A nova lei eleitoral da República, publicada em 14 de Março de 1911, concedia o voto a todos os cidadãos portugueses, maiores de 21 anos, chefes de família que soubessem ler e escrever. As feministas, embora desiludidas por a lei não explicitar o voto feminino, decidiram aproveitar a ambiguidade da mesma e, considerando-se cidadãs de pleno direito, algumas decidiram requerer o seu recenseamento nas listas eleitorais. Perante as dificuldades levantadas pela Comissão Eleitoral e a resposta negativa do Ministro do Interior, António José de Almeida, chamado a esclarecer a omissão legislativa no que respeitava ao sufrágio feminino, todas as mulheres desistiram da sua pretensão, excepto Carolina Beatriz Ângelo.

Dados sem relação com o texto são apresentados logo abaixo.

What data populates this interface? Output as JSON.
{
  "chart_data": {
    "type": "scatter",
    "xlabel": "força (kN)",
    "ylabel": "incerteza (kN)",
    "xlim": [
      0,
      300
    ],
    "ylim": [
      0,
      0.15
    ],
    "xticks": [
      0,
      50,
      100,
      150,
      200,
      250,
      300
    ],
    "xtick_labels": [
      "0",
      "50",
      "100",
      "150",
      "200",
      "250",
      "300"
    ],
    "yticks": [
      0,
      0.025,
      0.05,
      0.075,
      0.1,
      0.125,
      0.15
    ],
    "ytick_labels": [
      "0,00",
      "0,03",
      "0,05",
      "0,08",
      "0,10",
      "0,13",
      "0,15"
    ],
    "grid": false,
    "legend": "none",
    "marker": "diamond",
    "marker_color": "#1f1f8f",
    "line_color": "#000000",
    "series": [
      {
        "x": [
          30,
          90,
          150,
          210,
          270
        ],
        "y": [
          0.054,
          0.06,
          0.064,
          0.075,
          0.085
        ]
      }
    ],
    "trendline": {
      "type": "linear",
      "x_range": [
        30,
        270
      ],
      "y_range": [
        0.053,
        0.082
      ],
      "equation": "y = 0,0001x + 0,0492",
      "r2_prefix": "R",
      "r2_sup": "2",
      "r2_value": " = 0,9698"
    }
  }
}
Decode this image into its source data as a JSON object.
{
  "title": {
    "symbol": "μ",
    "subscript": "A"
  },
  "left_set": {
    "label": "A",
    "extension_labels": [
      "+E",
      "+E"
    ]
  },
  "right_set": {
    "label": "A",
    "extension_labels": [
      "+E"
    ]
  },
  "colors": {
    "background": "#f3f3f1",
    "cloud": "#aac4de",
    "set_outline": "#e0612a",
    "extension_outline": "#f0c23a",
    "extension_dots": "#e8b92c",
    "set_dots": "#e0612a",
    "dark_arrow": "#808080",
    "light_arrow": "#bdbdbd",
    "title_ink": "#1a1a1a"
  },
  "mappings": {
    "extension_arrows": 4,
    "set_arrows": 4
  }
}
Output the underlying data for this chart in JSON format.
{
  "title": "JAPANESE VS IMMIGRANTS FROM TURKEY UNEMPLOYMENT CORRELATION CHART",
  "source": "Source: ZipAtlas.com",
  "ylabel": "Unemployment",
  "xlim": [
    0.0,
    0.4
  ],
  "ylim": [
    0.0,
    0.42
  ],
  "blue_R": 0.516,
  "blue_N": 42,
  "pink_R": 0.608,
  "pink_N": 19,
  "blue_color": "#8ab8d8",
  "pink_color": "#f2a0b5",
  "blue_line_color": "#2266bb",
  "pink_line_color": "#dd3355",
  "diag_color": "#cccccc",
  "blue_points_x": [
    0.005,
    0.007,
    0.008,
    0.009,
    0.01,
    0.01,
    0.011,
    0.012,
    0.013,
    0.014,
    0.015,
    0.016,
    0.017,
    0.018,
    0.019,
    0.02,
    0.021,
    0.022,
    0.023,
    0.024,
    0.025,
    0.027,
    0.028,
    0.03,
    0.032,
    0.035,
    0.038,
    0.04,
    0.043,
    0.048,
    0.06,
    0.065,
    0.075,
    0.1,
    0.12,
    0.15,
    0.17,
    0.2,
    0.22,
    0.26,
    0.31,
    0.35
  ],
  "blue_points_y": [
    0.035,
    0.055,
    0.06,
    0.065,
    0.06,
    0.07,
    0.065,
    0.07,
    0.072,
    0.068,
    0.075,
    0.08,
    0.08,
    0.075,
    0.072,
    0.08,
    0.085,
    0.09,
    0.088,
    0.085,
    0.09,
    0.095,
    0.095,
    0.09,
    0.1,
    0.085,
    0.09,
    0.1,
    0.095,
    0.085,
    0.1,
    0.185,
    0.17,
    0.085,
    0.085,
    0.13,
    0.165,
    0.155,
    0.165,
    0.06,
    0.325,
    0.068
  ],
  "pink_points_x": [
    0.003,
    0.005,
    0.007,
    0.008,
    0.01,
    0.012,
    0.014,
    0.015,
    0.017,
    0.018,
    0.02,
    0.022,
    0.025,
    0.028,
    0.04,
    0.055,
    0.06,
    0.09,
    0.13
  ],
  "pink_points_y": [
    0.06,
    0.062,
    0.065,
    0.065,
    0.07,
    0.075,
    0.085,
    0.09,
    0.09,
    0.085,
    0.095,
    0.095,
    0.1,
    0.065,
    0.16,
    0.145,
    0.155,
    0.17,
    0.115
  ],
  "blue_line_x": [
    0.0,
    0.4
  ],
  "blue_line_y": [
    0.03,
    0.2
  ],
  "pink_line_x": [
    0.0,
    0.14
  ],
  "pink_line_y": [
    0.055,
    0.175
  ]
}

Esta médica, viúva e mãe de uma filha menor, decide desafiar os poderes instituídos e recorre aos tribunais, argumentando que a lei, apesar de não contemplar o sufrágio feminino também não o excluía, porque ao enumerar os requisitos do cidadão eleitor não fazia referência ao seu sexo. O protagonismo de Carolina neste acto de insubmissão em relação à lei e ao governo provisório da República que a produziu, lançou a polémica na imprensa e na sociedade portuguesa, o que serviu para alertar, consciencializar e reflectir sobre a igualdade de direitos entre homens e mulheres. Neste debate muito participado, sobressaem os rostos e as vozes de Ana de Castro Osório e de Maria Veleda em defesa do voto das mulheres e no comentário das opiniões contrárias vindas a público, desmontando os frágeis e falaciosos argumentos dos seus opositores.
O direito de voto foi assegurado a Carolina Beatriz Ângelo pelo juiz João Baptista de Castro no Tribunal da Boa Hora. De salientar que este juiz era pai de Ana de Castro Osório e defendia as pretensões das feministas, o que está patente no notável acórdão da sentença proferida. As feministas consideraram que a conquista do voto estava definitivamente assegurada e que a Assembleia Constituinte a alargaria a todas as mulheres que soubessem ler e escrever ou fossem economicamente independentes, tal como tinha sido pedido pela Liga.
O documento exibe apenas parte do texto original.